I have to say, we were given examples where CASA people came out to supervise some technical aspects of maintenance where the person who was doing the maintaining obviously knew more than the person who was doing the supervising. That was a problem. The Aerial Agriculture Association raised the same problem of inconsistency in the interpretation and application of CASA policy. They are a vital little flying force out there in the bush, but they see themselves having less relevance and getting rougher treatment sometimes from the CASA people. They are issues that emphasise the case, as the chairman has said. The committee recommended:
… introducing a small board of up to five members to provide enhanced oversight and strategic direction for CASA –
as well as bringing to account, as it were, the capacity of people who have a complaint to go to the board, which can then go and say ‘How do you do’ to the senior staff at CASA, whereas in the present arrangement someone out in the bush, down the track or in a city who has a problem can sometimes, because of the blockers that are in the system, never get access to senior enough staff to meaningfully put their problems.
The great challenge for the future of flying is for the airlines at some point in time to understand that they are actually going to have to tell the flying public the real cost of flying.
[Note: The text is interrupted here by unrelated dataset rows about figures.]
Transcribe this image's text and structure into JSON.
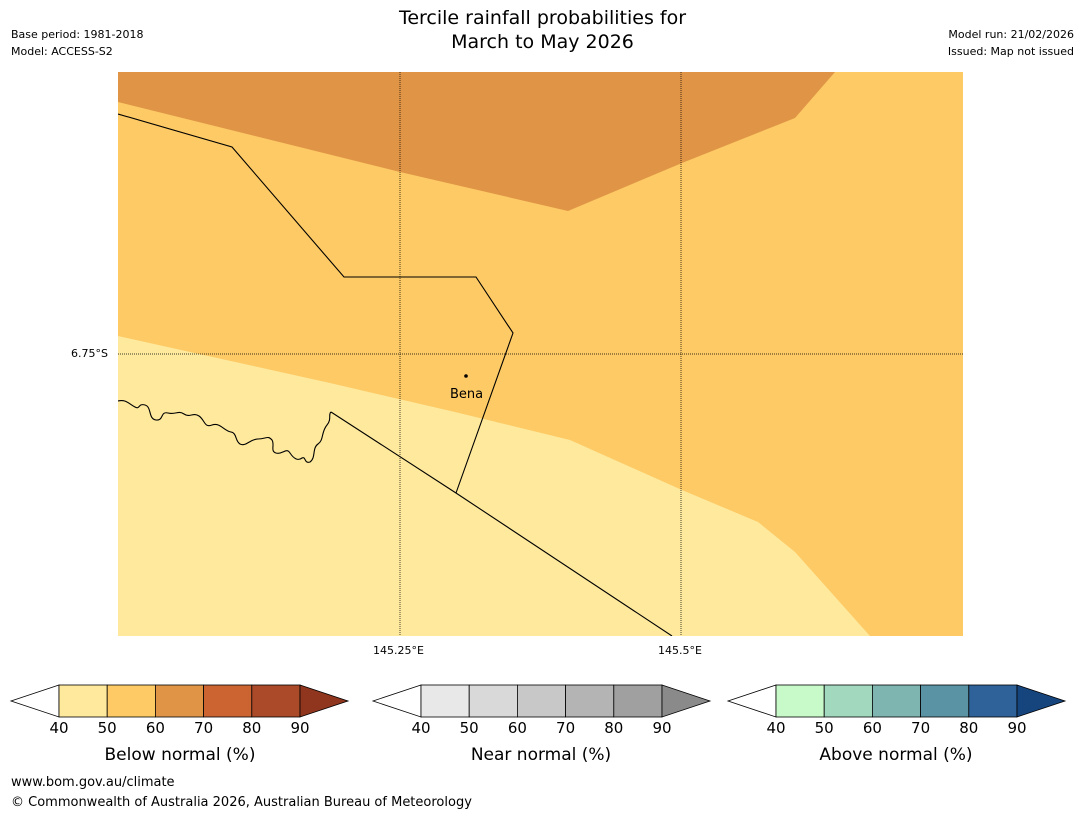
{
  "title": {
    "line1": "Tercile rainfall probabilities for",
    "line2": "March to May 2026"
  },
  "meta_left": {
    "base_period": "Base period: 1981-2018",
    "model": "Model: ACCESS-S2"
  },
  "meta_right": {
    "model_run": "Model run: 21/02/2026",
    "issued": "Issued: Map not issued"
  },
  "map": {
    "lat_label": "6.75°S",
    "lon_labels": [
      "145.25°E",
      "145.5°E"
    ],
    "place": "Bena",
    "region_colors": {
      "below_40_50": "#fee99d",
      "below_50_60": "#fdca65",
      "below_60_70": "#e09546"
    }
  },
  "colorbars": [
    {
      "name": "below",
      "title": "Below normal (%)",
      "ticks": [
        "40",
        "50",
        "60",
        "70",
        "80",
        "90"
      ],
      "under_color": "#ffffff",
      "colors": [
        "#fee99d",
        "#fdca65",
        "#e09546",
        "#cc6432",
        "#ab4a28"
      ],
      "over_color": "#90361f"
    },
    {
      "name": "near",
      "title": "Near normal (%)",
      "ticks": [
        "40",
        "50",
        "60",
        "70",
        "80",
        "90"
      ],
      "under_color": "#ffffff",
      "colors": [
        "#e8e8e8",
        "#d9d9d9",
        "#c8c8c8",
        "#b4b4b4",
        "#a0a0a0"
      ],
      "over_color": "#8a8a8a"
    },
    {
      "name": "above",
      "title": "Above normal (%)",
      "ticks": [
        "40",
        "50",
        "60",
        "70",
        "80",
        "90"
      ],
      "under_color": "#ffffff",
      "colors": [
        "#c8fac9",
        "#a2d9be",
        "#7fb5b0",
        "#5a93a3",
        "#2e6298"
      ],
      "over_color": "#16457d"
    }
  ],
  "footer": {
    "url": "www.bom.gov.au/climate",
    "copyright": "© Commonwealth of Australia 2026, Australian Bureau of Meteorology"
  }
}
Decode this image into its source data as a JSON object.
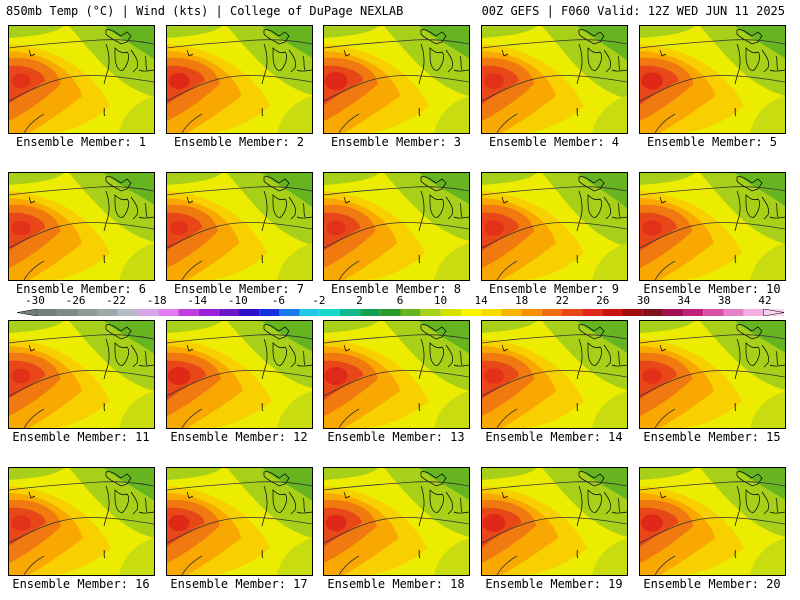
{
  "header": {
    "left": "850mb Temp (°C) | Wind (kts) | College of DuPage NEXLAB",
    "right": "00Z GEFS | F060 Valid: 12Z WED JUN 11 2025"
  },
  "members": [
    {
      "label": "Ensemble Member: 1",
      "hot": 0.55,
      "cool": 0.55
    },
    {
      "label": "Ensemble Member: 2",
      "hot": 0.65,
      "cool": 0.45
    },
    {
      "label": "Ensemble Member: 3",
      "hot": 0.75,
      "cool": 0.5
    },
    {
      "label": "Ensemble Member: 4",
      "hot": 0.6,
      "cool": 0.65
    },
    {
      "label": "Ensemble Member: 5",
      "hot": 0.7,
      "cool": 0.5
    },
    {
      "label": "Ensemble Member: 6",
      "hot": 0.55,
      "cool": 0.45
    },
    {
      "label": "Ensemble Member: 7",
      "hot": 0.5,
      "cool": 0.6
    },
    {
      "label": "Ensemble Member: 8",
      "hot": 0.55,
      "cool": 0.4
    },
    {
      "label": "Ensemble Member: 9",
      "hot": 0.6,
      "cool": 0.7
    },
    {
      "label": "Ensemble Member: 10",
      "hot": 0.6,
      "cool": 0.55
    },
    {
      "label": "Ensemble Member: 11",
      "hot": 0.55,
      "cool": 0.5
    },
    {
      "label": "Ensemble Member: 12",
      "hot": 0.75,
      "cool": 0.35
    },
    {
      "label": "Ensemble Member: 13",
      "hot": 0.75,
      "cool": 0.5
    },
    {
      "label": "Ensemble Member: 14",
      "hot": 0.6,
      "cool": 0.45
    },
    {
      "label": "Ensemble Member: 15",
      "hot": 0.6,
      "cool": 0.45
    },
    {
      "label": "Ensemble Member: 16",
      "hot": 0.6,
      "cool": 0.5
    },
    {
      "label": "Ensemble Member: 17",
      "hot": 0.65,
      "cool": 0.5
    },
    {
      "label": "Ensemble Member: 18",
      "hot": 0.65,
      "cool": 0.45
    },
    {
      "label": "Ensemble Member: 19",
      "hot": 0.75,
      "cool": 0.45
    },
    {
      "label": "Ensemble Member: 20",
      "hot": 0.7,
      "cool": 0.45
    }
  ],
  "scale": {
    "ticks": [
      "-30",
      "-26",
      "-22",
      "-18",
      "-14",
      "-10",
      "-6",
      "-2",
      "2",
      "6",
      "10",
      "14",
      "18",
      "22",
      "26",
      "30",
      "34",
      "38",
      "42"
    ],
    "colors": [
      "#6f7f7a",
      "#7e8c88",
      "#8e9998",
      "#9ea8a8",
      "#b3bcc4",
      "#d7a6e8",
      "#e07ef0",
      "#c23ce0",
      "#9a20d8",
      "#6a18c8",
      "#2a10c8",
      "#1430e0",
      "#1a7ae8",
      "#22c8e8",
      "#18d8c8",
      "#10b890",
      "#10a050",
      "#2a9a28",
      "#66b420",
      "#a8d018",
      "#d8e000",
      "#f8f400",
      "#f8dc00",
      "#f8b400",
      "#f89000",
      "#f06c10",
      "#e84818",
      "#e02818",
      "#c81410",
      "#a00c0c",
      "#80101a",
      "#a01050",
      "#c0207a",
      "#d850a8",
      "#e880c8",
      "#f4b0e0",
      "#f8d4ee"
    ]
  }
}
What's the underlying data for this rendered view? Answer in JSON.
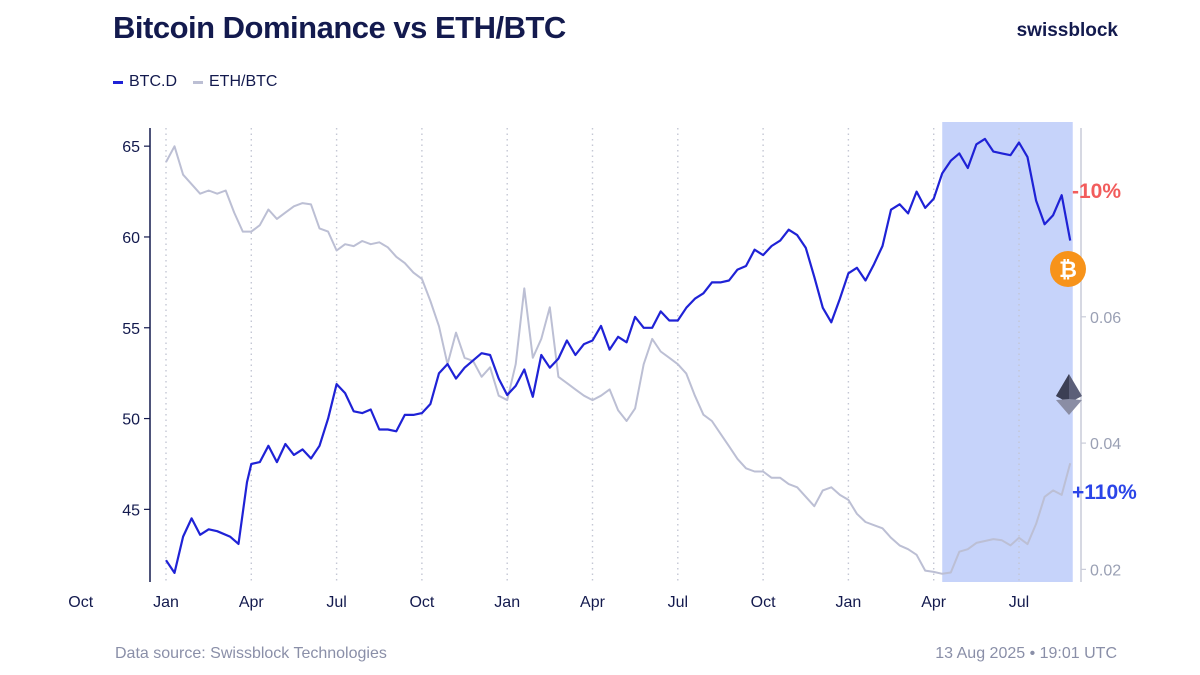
{
  "header": {
    "title": "Bitcoin Dominance vs ETH/BTC",
    "brand": "swissblock"
  },
  "footer": {
    "source": "Data source: Swissblock Technologies",
    "timestamp": "13 Aug 2025 • 19:01 UTC"
  },
  "colors": {
    "btc_line": "#1f22d6",
    "eth_line": "#bcbfd4",
    "highlight": "#c6d3fa",
    "btc_badge": "#f7931a",
    "neg": "#f25c5c",
    "pos": "#2b45e8"
  },
  "chart_data": {
    "type": "line",
    "title": "Bitcoin Dominance vs ETH/BTC",
    "x_ticks": [
      "Oct",
      "Jan",
      "Apr",
      "Jul",
      "Oct",
      "Jan",
      "Apr",
      "Jul",
      "Oct",
      "Jan",
      "Apr",
      "Jul"
    ],
    "x_tick_positions": [
      -1,
      0,
      1,
      2,
      3,
      4,
      5,
      6,
      7,
      8,
      9,
      10
    ],
    "x_range": [
      -1,
      10.85
    ],
    "left_axis": {
      "ticks": [
        45,
        50,
        55,
        60,
        65
      ],
      "range": [
        41,
        66
      ]
    },
    "right_axis": {
      "ticks": [
        "0.02",
        "0.04",
        "0.06"
      ],
      "tick_values": [
        0.02,
        0.04,
        0.06
      ],
      "range": [
        0.018,
        0.0899
      ]
    },
    "highlight_range": [
      9.1,
      10.63
    ],
    "series": [
      {
        "name": "BTC.D",
        "axis": "left",
        "x": [
          0,
          0.1,
          0.2,
          0.3,
          0.4,
          0.5,
          0.6,
          0.75,
          0.85,
          0.95,
          1.0,
          1.1,
          1.2,
          1.3,
          1.4,
          1.5,
          1.6,
          1.7,
          1.8,
          1.9,
          2.0,
          2.1,
          2.2,
          2.3,
          2.4,
          2.5,
          2.6,
          2.7,
          2.8,
          2.9,
          3.0,
          3.1,
          3.2,
          3.3,
          3.4,
          3.5,
          3.6,
          3.7,
          3.8,
          3.9,
          4.0,
          4.1,
          4.2,
          4.3,
          4.4,
          4.5,
          4.6,
          4.7,
          4.8,
          4.9,
          5.0,
          5.1,
          5.2,
          5.3,
          5.4,
          5.5,
          5.6,
          5.7,
          5.8,
          5.9,
          6.0,
          6.1,
          6.2,
          6.3,
          6.4,
          6.5,
          6.6,
          6.7,
          6.8,
          6.9,
          7.0,
          7.1,
          7.2,
          7.3,
          7.4,
          7.5,
          7.6,
          7.7,
          7.8,
          7.9,
          8.0,
          8.1,
          8.2,
          8.3,
          8.4,
          8.5,
          8.6,
          8.7,
          8.8,
          8.9,
          9.0,
          9.1,
          9.2,
          9.3,
          9.4,
          9.5,
          9.6,
          9.7,
          9.8,
          9.9,
          10.0,
          10.1,
          10.2,
          10.3,
          10.4,
          10.5,
          10.6
        ],
        "values": [
          42.2,
          41.5,
          43.5,
          44.5,
          43.6,
          43.9,
          43.8,
          43.5,
          43.1,
          46.5,
          47.5,
          47.6,
          48.5,
          47.6,
          48.6,
          48.0,
          48.3,
          47.8,
          48.5,
          50.0,
          51.9,
          51.4,
          50.4,
          50.3,
          50.5,
          49.4,
          49.4,
          49.3,
          50.2,
          50.2,
          50.3,
          50.8,
          52.5,
          53.0,
          52.2,
          52.8,
          53.2,
          53.6,
          53.5,
          52.2,
          51.3,
          51.8,
          52.7,
          51.2,
          53.5,
          52.8,
          53.3,
          54.3,
          53.5,
          54.1,
          54.3,
          55.1,
          53.8,
          54.5,
          54.2,
          55.6,
          55.0,
          55.0,
          55.9,
          55.4,
          55.4,
          56.1,
          56.6,
          56.9,
          57.5,
          57.5,
          57.6,
          58.2,
          58.4,
          59.3,
          59.0,
          59.5,
          59.8,
          60.4,
          60.1,
          59.4,
          57.8,
          56.1,
          55.3,
          56.6,
          58.0,
          58.3,
          57.6,
          58.5,
          59.5,
          61.5,
          61.8,
          61.3,
          62.5,
          61.6,
          62.1,
          63.5,
          64.2,
          64.6,
          63.8,
          65.1,
          65.4,
          64.7,
          64.6,
          64.5,
          65.2,
          64.4,
          62.0,
          60.7,
          61.2,
          62.3,
          59.8
        ]
      },
      {
        "name": "ETH/BTC",
        "axis": "right",
        "x": [
          0,
          0.1,
          0.2,
          0.3,
          0.4,
          0.5,
          0.6,
          0.7,
          0.8,
          0.9,
          1.0,
          1.1,
          1.2,
          1.3,
          1.4,
          1.5,
          1.6,
          1.7,
          1.8,
          1.9,
          2.0,
          2.1,
          2.2,
          2.3,
          2.4,
          2.5,
          2.6,
          2.7,
          2.8,
          2.9,
          3.0,
          3.1,
          3.2,
          3.3,
          3.4,
          3.5,
          3.6,
          3.7,
          3.8,
          3.9,
          4.0,
          4.1,
          4.2,
          4.3,
          4.4,
          4.5,
          4.6,
          4.7,
          4.8,
          4.9,
          5.0,
          5.1,
          5.2,
          5.3,
          5.4,
          5.5,
          5.6,
          5.7,
          5.8,
          5.9,
          6.0,
          6.1,
          6.2,
          6.3,
          6.4,
          6.5,
          6.6,
          6.7,
          6.8,
          6.9,
          7.0,
          7.1,
          7.2,
          7.3,
          7.4,
          7.5,
          7.6,
          7.7,
          7.8,
          7.9,
          8.0,
          8.1,
          8.2,
          8.3,
          8.4,
          8.5,
          8.6,
          8.7,
          8.8,
          8.9,
          9.0,
          9.1,
          9.2,
          9.3,
          9.4,
          9.5,
          9.6,
          9.7,
          9.8,
          9.9,
          10.0,
          10.1,
          10.2,
          10.3,
          10.4,
          10.5,
          10.6
        ],
        "values": [
          0.0845,
          0.087,
          0.0825,
          0.081,
          0.0795,
          0.08,
          0.0795,
          0.08,
          0.0765,
          0.0735,
          0.0735,
          0.0745,
          0.077,
          0.0755,
          0.0765,
          0.0775,
          0.078,
          0.0778,
          0.074,
          0.0735,
          0.0705,
          0.0715,
          0.0712,
          0.072,
          0.0715,
          0.0718,
          0.071,
          0.0695,
          0.0685,
          0.067,
          0.066,
          0.0625,
          0.0585,
          0.0525,
          0.0575,
          0.0535,
          0.053,
          0.0505,
          0.052,
          0.0475,
          0.0468,
          0.0525,
          0.0645,
          0.0535,
          0.0565,
          0.0615,
          0.0505,
          0.0495,
          0.0485,
          0.0475,
          0.0468,
          0.0475,
          0.0485,
          0.0452,
          0.0435,
          0.0455,
          0.0525,
          0.0565,
          0.0545,
          0.0535,
          0.0525,
          0.051,
          0.0475,
          0.0445,
          0.0435,
          0.0415,
          0.0395,
          0.0375,
          0.036,
          0.0355,
          0.0355,
          0.0345,
          0.0345,
          0.0335,
          0.033,
          0.0315,
          0.03,
          0.0325,
          0.033,
          0.0318,
          0.031,
          0.0288,
          0.0275,
          0.027,
          0.0265,
          0.025,
          0.0238,
          0.0232,
          0.0223,
          0.0198,
          0.0196,
          0.0193,
          0.0195,
          0.0228,
          0.0232,
          0.0242,
          0.0245,
          0.0248,
          0.0246,
          0.0238,
          0.025,
          0.024,
          0.0272,
          0.0315,
          0.0325,
          0.0318,
          0.0368
        ]
      }
    ],
    "annotations": {
      "btc_change": "-10%",
      "eth_change": "+110%"
    }
  }
}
Because of discounting, the real cost of flying at the moment is in many ways not being reflected, which means there is less emphasis on repairs and maintenance and more on discounting fares. I think that is going to be a serious problem in the future, unless somehow the flying public understands that there are certain set costs in the system. Paying for your lunch on the plane is token compared to some of the serious maintenance that has to go on. To that end, we need to protect our brand names. Qantas is just one of the best branded entities on the planet, and we need to protect Qantas at all costs.
By the way, I have to declare two things. I am an old pilot. I got my pilot’s licence in 1965 … I am a pilot and, I have to say, my daughter is a proud employee of Qantas.
This is a serious problem of protecting Australia’s aviation industry and protecting the brand name of our major flyers. There are several good airlines and there are certainly some good regional airlines, but the public needs to know that the people who are doing the supervising are up to the task. To that end, I would like to table two paper clippings which I have shown the government and the Leader of the Opposition.